Why everyone should practice self-care


Self-care focuses on supporting personal, physical, and mental health through sleeping, staying active, eating well, and relaxing, according to health.harvard.edu. Without these factors, many students suffer from sleep deprivation, and, in turn, become less productive, according to The New York Times. This past March, Sacred Heart Greenwich faculty members conducted a study to gather data about students’ sleep habits and productivity, hoping to use this information to make changes to course loads in the future. This observation, as well as other studies, has raised awareness about the importance of self-care, highlighting the idea that students should value mental and physical health equally, according to licensed psychologist and author Dr. Guy Winch. 

American companies lose billions of dollars annually due to sleep deprivation among employees. Courtesy of huffingtonpost.com

Sleep patterns are vital to maintaining self-care routines. Inconsistent sleep patterns can impact a student’s memory, weight, learning, and mental and physical performance, according to amherst.edu. To develop healthy sleeping habits, students must create a sleep routine, waking up and going to sleep at approximately the same time every day. 
With sleep, the human brain can recharge as well as repair muscles and memory, according to apa.orgSleep professionals recommend students rest between seven and nine hours each night, according to sleepfoundation.orgHowever, only 15 percent of teenage students reach this goal, according to sleepfoundation.org.

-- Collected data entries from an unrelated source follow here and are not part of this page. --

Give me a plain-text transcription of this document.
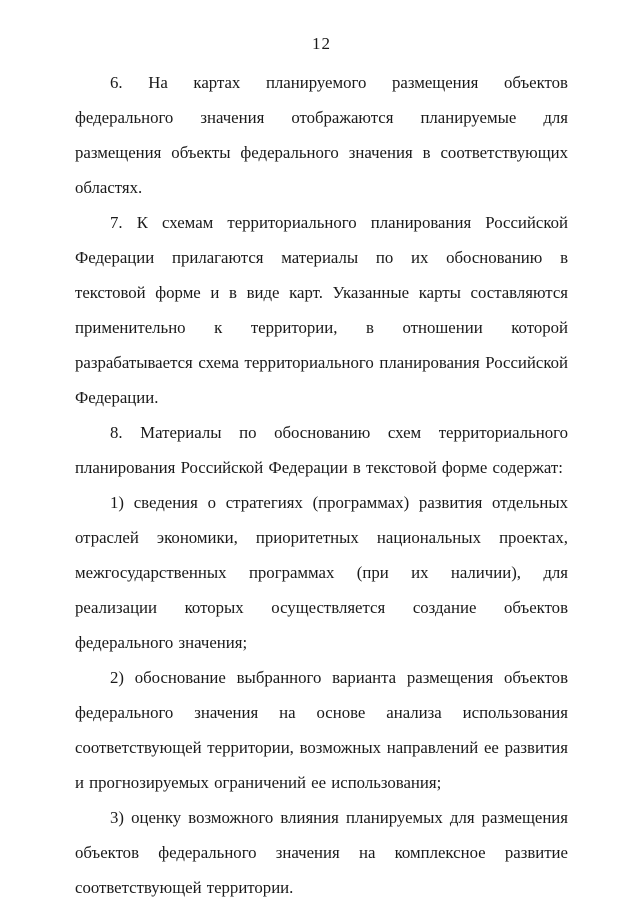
12

6. На картах планируемого размещения объектов федерального значения отображаются планируемые для размещения объекты федерального значения в соответствующих областях.

7. К схемам территориального планирования Российской Федерации прилагаются материалы по их обоснованию в текстовой форме и в виде карт. Указанные карты составляются применительно к территории, в отношении которой разрабатывается схема территориального планирования Российской Федерации.

8. Материалы по обоснованию схем территориального планирования Российской Федерации в текстовой форме содержат:

1) сведения о стратегиях (программах) развития отдельных отраслей экономики, приоритетных национальных проектах, межгосударственных программах (при их наличии), для реализации которых осуществляется создание объектов федерального значения;

2) обоснование выбранного варианта размещения объектов федерального значения на основе анализа использования соответствующей территории, возможных направлений ее развития и прогнозируемых ограничений ее использования;

3) оценку возможного влияния планируемых для размещения объектов федерального значения на комплексное развитие соответствующей территории.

To prepare teenage students for college and adulthood, high schools can implement self-care into their health curriculums to teach students about sleep patterns as well as mental and emotional health.
Sacred Heart recognizes the need for self-care in schools. After noticing students struggle with sleep deprivation, faculty members formed a group to conduct a survey that observed how much time students spend on homework per night this past March.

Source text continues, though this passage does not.